Le Dieu Bonheur que met en scène Alexis Forestier parle de ce même ange aux ailes brûlées par les ravages des guerres et des misères que subit la terre, et qui monte au ciel demander aide au Dieu Bonheur – bon génie ou bonne étoile. Échoué parmi les vivants, cet être divin est ballotté par les événements, croise des paysans, des soldats morts, des travailleurs aliénés, des mendiants, des enfants.
Tous lui demandent de se définir face à la déploration d’un monde livré au malheur.
Le bonheur est une perspective, une dynamique dans laquelle le désir est sollicité.
Alexis Forestier relance sur le tapis de jeu cette ambiguïté du Dieu Bonheur avec la genèse du projet de Heiner Müller, un fragment écrit à partir du texte inachevé de Brecht. Le compositeur Paul Dessau en 1958 avait demandé à Müller l’écriture d’un livret d’opéra, inspiré du fragment brechtien Les Voyages du Dieu Bonheur.
Face aux hommes exploités, le Dieu Bonheur est une figure ronde, un ballon, ballotté de joueur en joueur, de situation en situations. La mise en scène respecte la dimension opératique de l’œuvre ; traitement musical des scènes, articulation des parties chantées, scandées et chorals avec le texte parlé – allemand et français -, lieds et motifs musicaux. La violoncelliste improvise, et Aude Romary est une interprète du dispositif scénique et musical ; comme Alexis Forestier, elle est présente sur scène, dans une relation constante à la construction du jeu.

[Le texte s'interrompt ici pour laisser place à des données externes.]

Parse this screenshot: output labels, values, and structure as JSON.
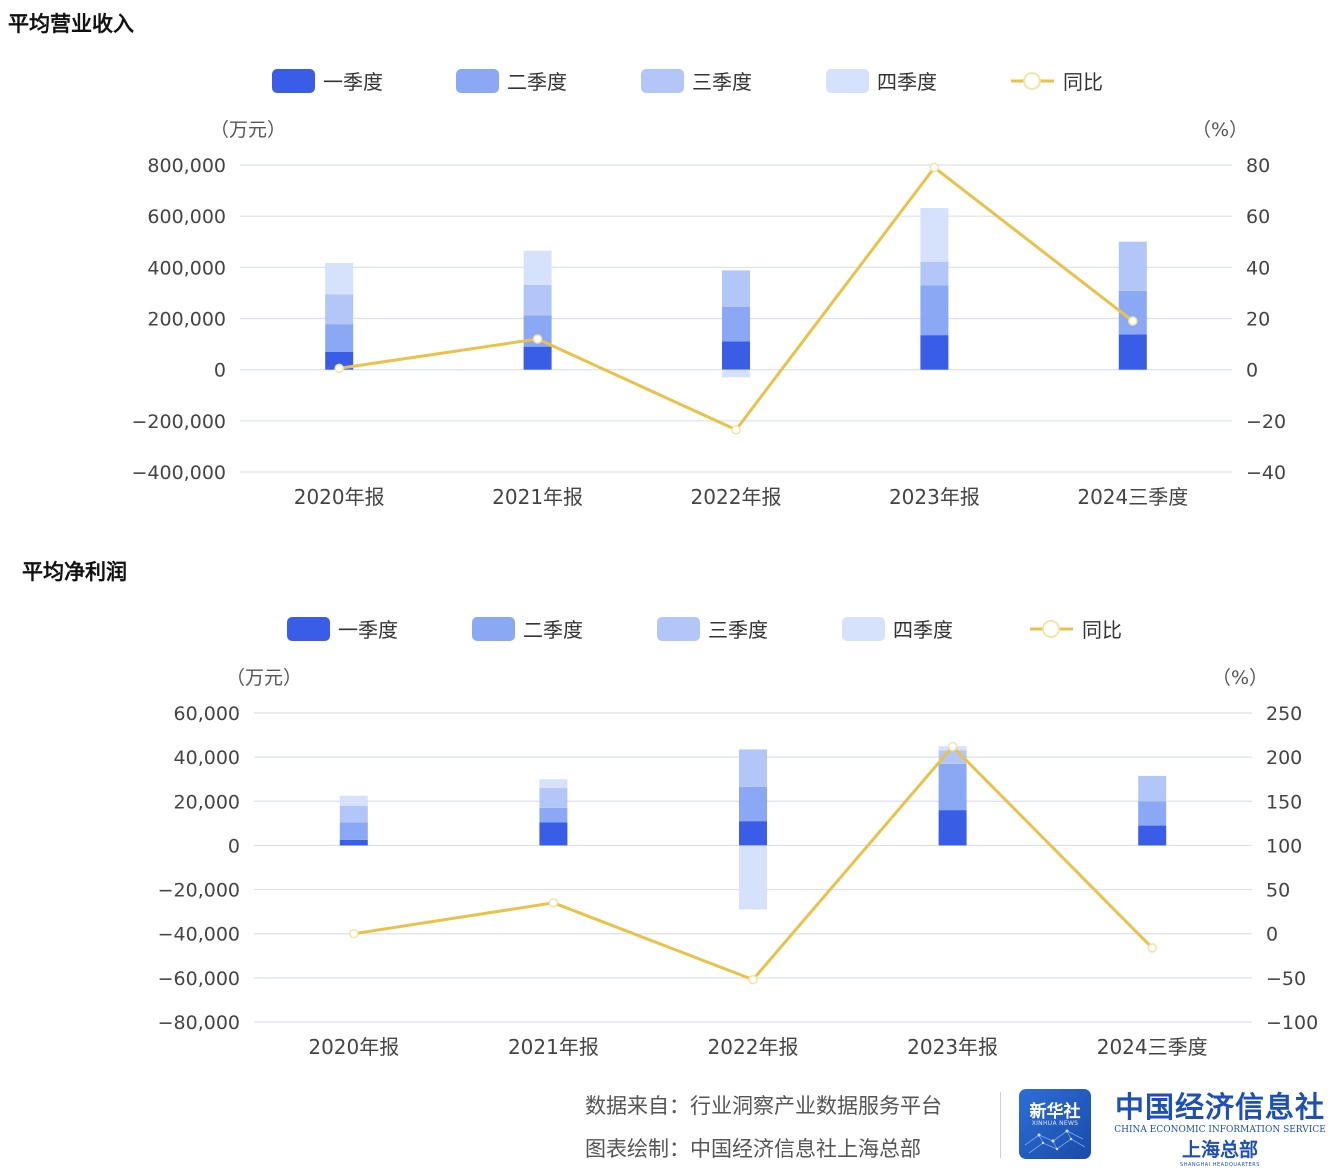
{
  "chart_data": [
    {
      "type": "bar",
      "title": "平均营业收入",
      "categories": [
        "2020年报",
        "2021年报",
        "2022年报",
        "2023年报",
        "2024三季度"
      ],
      "series": [
        {
          "name": "一季度",
          "values": [
            70000,
            90000,
            110000,
            135000,
            138000
          ],
          "color": "#3a5de8"
        },
        {
          "name": "二季度",
          "values": [
            108000,
            122000,
            135000,
            195000,
            170000
          ],
          "color": "#8aa8f4"
        },
        {
          "name": "三季度",
          "values": [
            117000,
            120000,
            143000,
            92000,
            192000
          ],
          "color": "#b3c6f8"
        },
        {
          "name": "四季度",
          "values": [
            122000,
            133000,
            -30000,
            210000,
            0
          ],
          "color": "#d6e1fb"
        }
      ],
      "line": {
        "name": "同比",
        "values": [
          0.5,
          12,
          -23.5,
          79,
          19
        ],
        "color": "#e8c24a"
      },
      "left_axis": {
        "label": "（万元）",
        "min": -400000,
        "max": 800000,
        "step": 200000,
        "ticks": [
          "−400,000",
          "−200,000",
          "0",
          "200,000",
          "400,000",
          "600,000",
          "800,000"
        ]
      },
      "right_axis": {
        "label": "（%）",
        "min": -40,
        "max": 80,
        "step": 20,
        "ticks": [
          "−40",
          "−20",
          "0",
          "20",
          "40",
          "60",
          "80"
        ]
      },
      "grid": true,
      "legend_position": "top"
    },
    {
      "type": "bar",
      "title": "平均净利润",
      "categories": [
        "2020年报",
        "2021年报",
        "2022年报",
        "2023年报",
        "2024三季度"
      ],
      "series": [
        {
          "name": "一季度",
          "values": [
            2500,
            10500,
            11000,
            16000,
            9000
          ],
          "color": "#3a5de8"
        },
        {
          "name": "二季度",
          "values": [
            8000,
            6500,
            15500,
            21000,
            11000
          ],
          "color": "#8aa8f4"
        },
        {
          "name": "三季度",
          "values": [
            7500,
            9000,
            17000,
            6000,
            11500
          ],
          "color": "#b3c6f8"
        },
        {
          "name": "四季度",
          "values": [
            4500,
            4000,
            -29000,
            2000,
            0
          ],
          "color": "#d6e1fb"
        }
      ],
      "line": {
        "name": "同比",
        "values": [
          0,
          35,
          -52,
          212,
          -16
        ],
        "color": "#e8c24a"
      },
      "left_axis": {
        "label": "（万元）",
        "min": -80000,
        "max": 60000,
        "step": 20000,
        "ticks": [
          "−80,000",
          "−60,000",
          "−40,000",
          "−20,000",
          "0",
          "20,000",
          "40,000",
          "60,000"
        ]
      },
      "right_axis": {
        "label": "（%）",
        "min": -100,
        "max": 250,
        "step": 50,
        "ticks": [
          "−100",
          "−50",
          "0",
          "50",
          "100",
          "150",
          "200",
          "250"
        ]
      },
      "grid": true,
      "legend_position": "top"
    }
  ],
  "footer": {
    "source": "数据来自：行业洞察产业数据服务平台",
    "author": "图表绘制：中国经济信息社上海总部",
    "logo_xinhua_cn": "新华社",
    "logo_xinhua_en": "XINHUA NEWS",
    "logo_cei_cn": "中国经济信息社",
    "logo_cei_en": "CHINA ECONOMIC INFORMATION SERVICE",
    "logo_cei_sub": "上海总部",
    "logo_cei_sub_en": "SHANGHAI HEADQUARTERS"
  }
}
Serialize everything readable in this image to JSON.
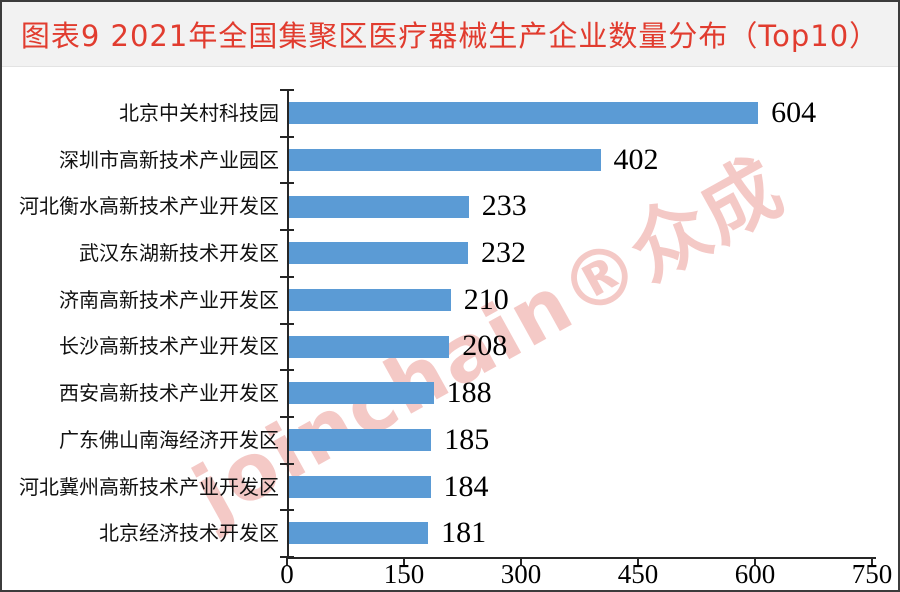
{
  "header": {
    "title": "图表9 2021年全国集聚区医疗器械生产企业数量分布（Top10）"
  },
  "watermark": {
    "text": "joinchain®众成"
  },
  "colors": {
    "title": "#E13C2F",
    "header_bg": "#F2F2F2",
    "bar": "#5B9BD5",
    "axis": "#262626",
    "watermark": "#EC9D99"
  },
  "chart_data": {
    "type": "bar",
    "orientation": "horizontal",
    "title": "图表9 2021年全国集聚区医疗器械生产企业数量分布（Top10）",
    "categories": [
      "北京中关村科技园",
      "深圳市高新技术产业园区",
      "河北衡水高新技术产业开发区",
      "武汉东湖新技术开发区",
      "济南高新技术产业开发区",
      "长沙高新技术产业开发区",
      "西安高新技术产业开发区",
      "广东佛山南海经济开发区",
      "河北冀州高新技术产业开发区",
      "北京经济技术开发区"
    ],
    "values": [
      604,
      402,
      233,
      232,
      210,
      208,
      188,
      185,
      184,
      181
    ],
    "xlabel": "",
    "ylabel": "",
    "xlim": [
      0,
      750
    ],
    "xticks": [
      0,
      150,
      300,
      450,
      600,
      750
    ],
    "grid": false,
    "legend": false,
    "value_labels": true
  }
}
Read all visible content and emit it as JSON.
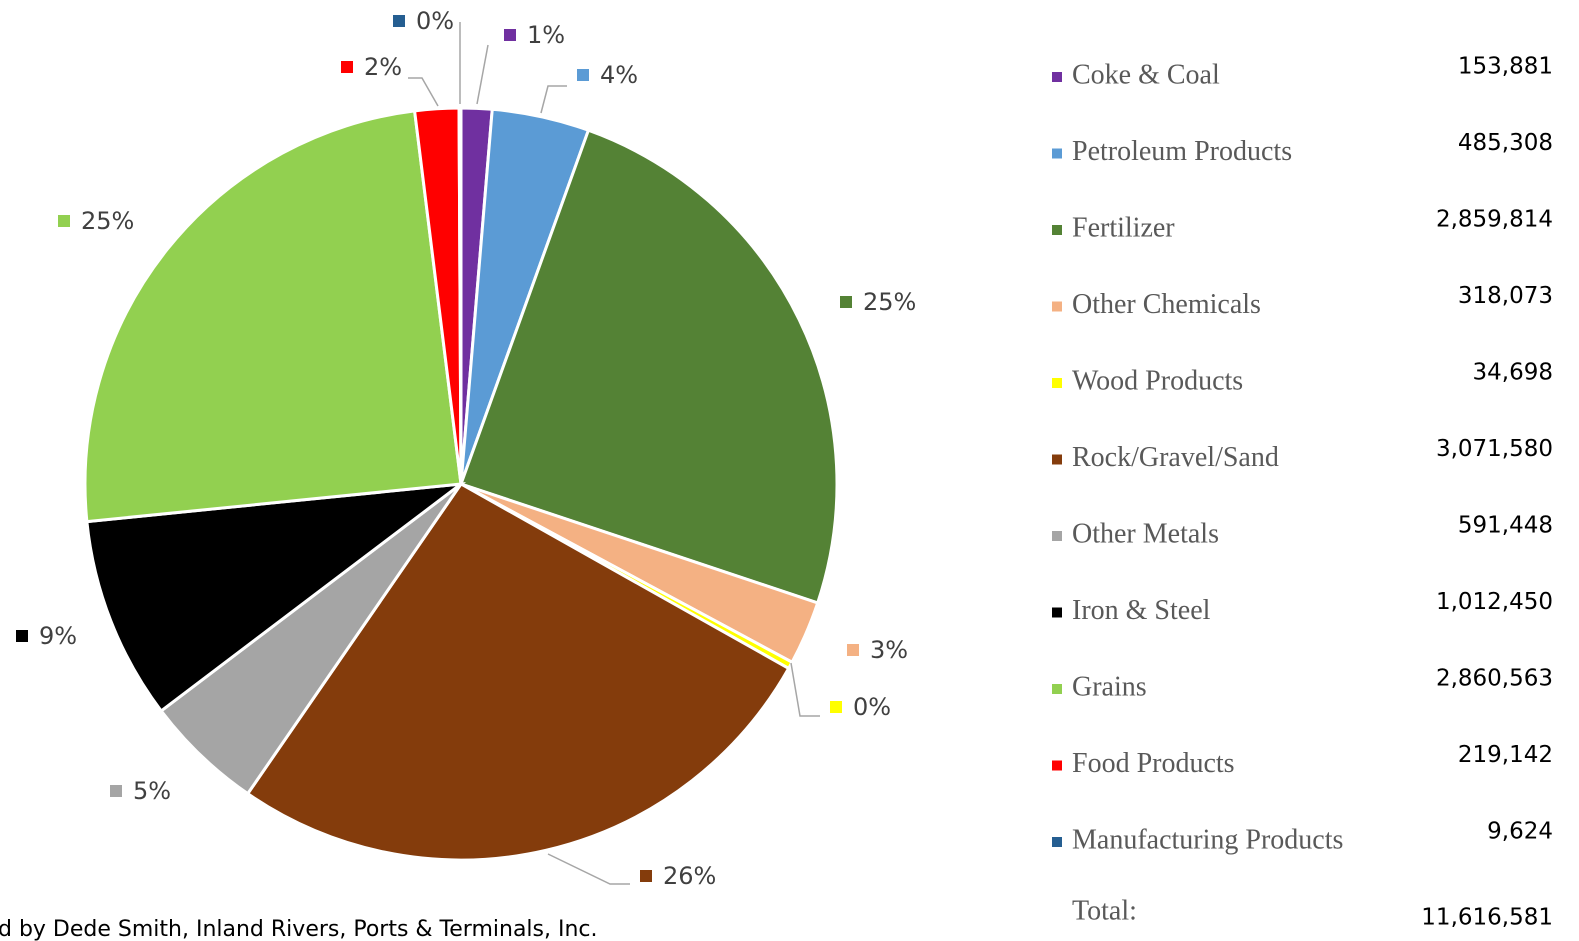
{
  "chart_data": {
    "type": "pie",
    "categories": [
      "Coke & Coal",
      "Petroleum Products",
      "Fertilizer",
      "Other Chemicals",
      "Wood Products",
      "Rock/Gravel/Sand",
      "Other Metals",
      "Iron & Steel",
      "Grains",
      "Food Products",
      "Manufacturing Products"
    ],
    "values": [
      153881,
      485308,
      2859814,
      318073,
      34698,
      3071580,
      591448,
      1012450,
      2860563,
      219142,
      9624
    ],
    "value_labels": [
      "153,881",
      "485,308",
      "2,859,814",
      "318,073",
      "34,698",
      "3,071,580",
      "591,448",
      "1,012,450",
      "2,860,563",
      "219,142",
      "9,624"
    ],
    "percent_labels": [
      "1%",
      "4%",
      "25%",
      "3%",
      "0%",
      "26%",
      "5%",
      "9%",
      "25%",
      "2%",
      "0%"
    ],
    "colors": [
      "#7030a0",
      "#5b9bd5",
      "#548235",
      "#f4b183",
      "#ffff00",
      "#843c0c",
      "#a5a5a5",
      "#000000",
      "#92d050",
      "#ff0000",
      "#255e91"
    ],
    "total": {
      "label": "Total:",
      "value": 11616581,
      "value_label": "11,616,581"
    },
    "source": "d by Dede Smith, Inland Rivers, Ports & Terminals, Inc."
  }
}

La scénographie déploie sur le plateau nu l’univers artistique cher au concepteur, encombré de quelques objets hautement évocateurs d’une humanité désespérée, une chaise ordinaire ou deux, une table – accessoires qui s’envolent dans les airs grâce à un jeu de roulis de cordages manipulé par les comédiens, une brassée de feuillage sec, de vieux objets en métal rouillé, des tôles d’acier, des tôles ondulées de toute couleur et de toute taille, un matériel de récup d’anciens ateliers disparus.
Et les acteurs – Cécile Saint-Paul, Jean-François Favreau, Barnabé Perrotey –, des interprètes lumineux habités par leur mission dramatique, ne cessent d’aller et venir, des silhouettes dessinées à la Brecht, ouvrières ou paysannes, béret et veste bleue manière constructiviste, à moins qu’ils ne jouent aussi les rats noirs à quatre pattes.
Ils entrent dans des ballons gonflables et filent à l’infini la métaphore de la rondeur et de la vacuité, entre amusement et amertume de toute espérance politique bafouée.
Travailleurs sans relâche, les interprètes, sur la scène qu’ils arpentent, racontent au spectateur l’épopée d’un bonheur à retrouver.
L’idée de révolution demeure active et fascinante, tel un dynamisme à propager.
L’idée de bonheur conserve une indestructible force poétique : changer la vie, faire advenir l’aurore, par-delà des déceptions politiques et sociales.
La représentation, de la poésie en mouvement, travaille à l’avènement de cette lumière.

Véronique Hotte

Théâtre de l’Échangeur à Bagnolet, du 22 janvier au 1er février.